Sramana Mitra: Where are you operating out of?
Hamiz Awan: Dallas, Texas.
Sramana Mitra: What is the scope of Plutus’ investment from a geographical standpoint?
Hamiz Awan: One of the great things about Blockchain is it’s been a global movement. There really isn’t a center of Blockchain. It’s always been a very global thing. Our investments have no real borders. Some of them don’t even have headquarters. We look for problems that need immediate solving. A lot of times, these problems are outside the US. A lot of the financial infrastructure issues and governance issues are outside the US. Naturally, the user base that we look at is usually outside of the US but the companies are global in nature.
Sramana Mitra: What is the structure of Plutus? Is it structured as a regular venture fund?
Hamiz Awan: We’re an open-ended fund. That’s possible because we’re in Blockchain markets. Largely, we invest in very liquid assets. One of the interesting things about Blockchain-based assets is that a lot of the assets in the space are liquid. They’re not the traditional private equity that you would buy in these early-stage companies. Because we had liquidity on our end, we can do venture-like investing but do it with liquidity. That’s where we’re able to have an open-ended structure.
We do invest in traditional private equity. These companies are structured mostly as special purpose vehicles that are close-ended. For most of our investments, we have an open-ended structure. It looks like a marriage between a hedge fund and a venture fund. We have the liquidity of a hedge fund, but the investing is venture.
Sramana Mitra: Let’s do some case studies. Maybe that would be the best case for us to understand. Pick one or two of your investments and walk us through what they do and how you have invested in those companies.

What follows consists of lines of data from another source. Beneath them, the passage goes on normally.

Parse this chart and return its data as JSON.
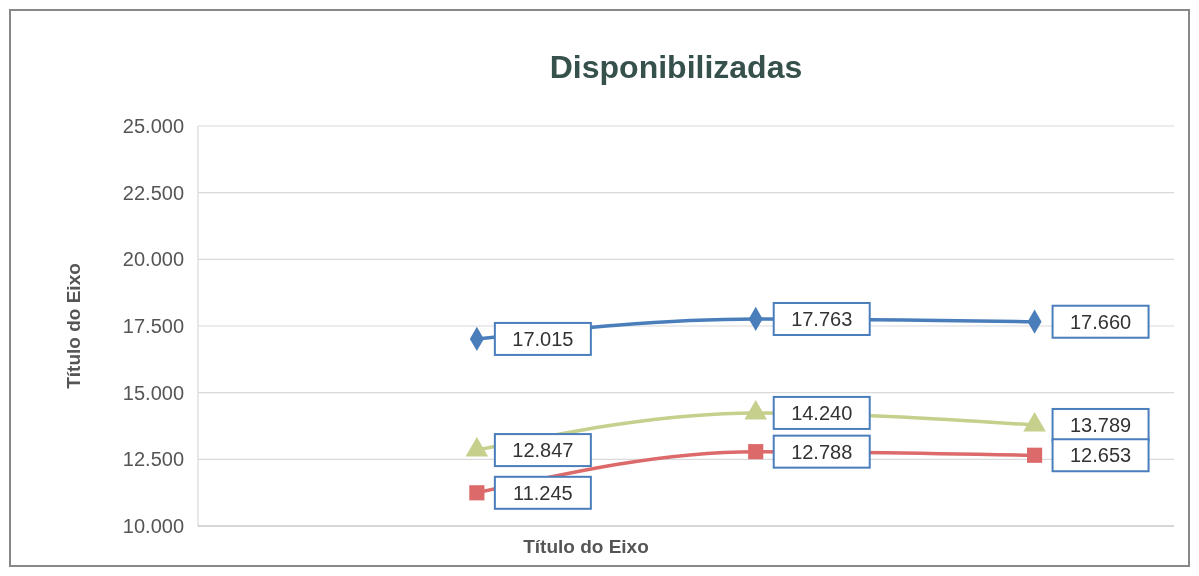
{
  "chart_data": {
    "type": "line",
    "title": "Disponibilizadas",
    "xlabel": "Título do Eixo",
    "ylabel": "Título do Eixo",
    "categories": [
      null,
      null,
      null
    ],
    "series": [
      {
        "color": "#4a7ebb",
        "marker": "diamond",
        "values": [
          17015,
          17763,
          17660
        ],
        "value_labels": [
          "17.015",
          "17.763",
          "17.660"
        ]
      },
      {
        "color": "#c6cf8c",
        "marker": "triangle",
        "values": [
          12847,
          14240,
          13789
        ],
        "value_labels": [
          "12.847",
          "14.240",
          "13.789"
        ]
      },
      {
        "color": "#dd6a6a",
        "marker": "square",
        "values": [
          11245,
          12788,
          12653
        ],
        "value_labels": [
          "11.245",
          "12.788",
          "12.653"
        ]
      }
    ],
    "ylim": [
      10000,
      25000
    ],
    "yticks": [
      {
        "value": 10000,
        "label": "10.000"
      },
      {
        "value": 12500,
        "label": "12.500"
      },
      {
        "value": 15000,
        "label": "15.000"
      },
      {
        "value": 17500,
        "label": "17.500"
      },
      {
        "value": 20000,
        "label": "20.000"
      },
      {
        "value": 22500,
        "label": "22.500"
      },
      {
        "value": 25000,
        "label": "25.000"
      }
    ],
    "grid": "y"
  }
}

Hamiz Awan: One of the things that people misunderstand about Blockchain is that the only disruption in Blockchain is how they’re going to disrupt business models. That’s just one part. In my view, there are two separate pieces here. One is the disruption of the business model. Two is the disruption in how capital is being formed.
A lot of these companies are not going down the traditional path of fund-raising. They’re not raising capital from VCs or angel investors. They’re either pre-selling their service or they’re raising money through loyalty programs. Some of them look like a loyalty program. Some of them might look like equity.
It is a little bit more difficult to understand why these assets would have value. Essentially, there is a new part in the capital stack. I have debt, equity, and then digital asset. It’s a whole new piece of how these companies are raising capital. We have to think about it from that perspective.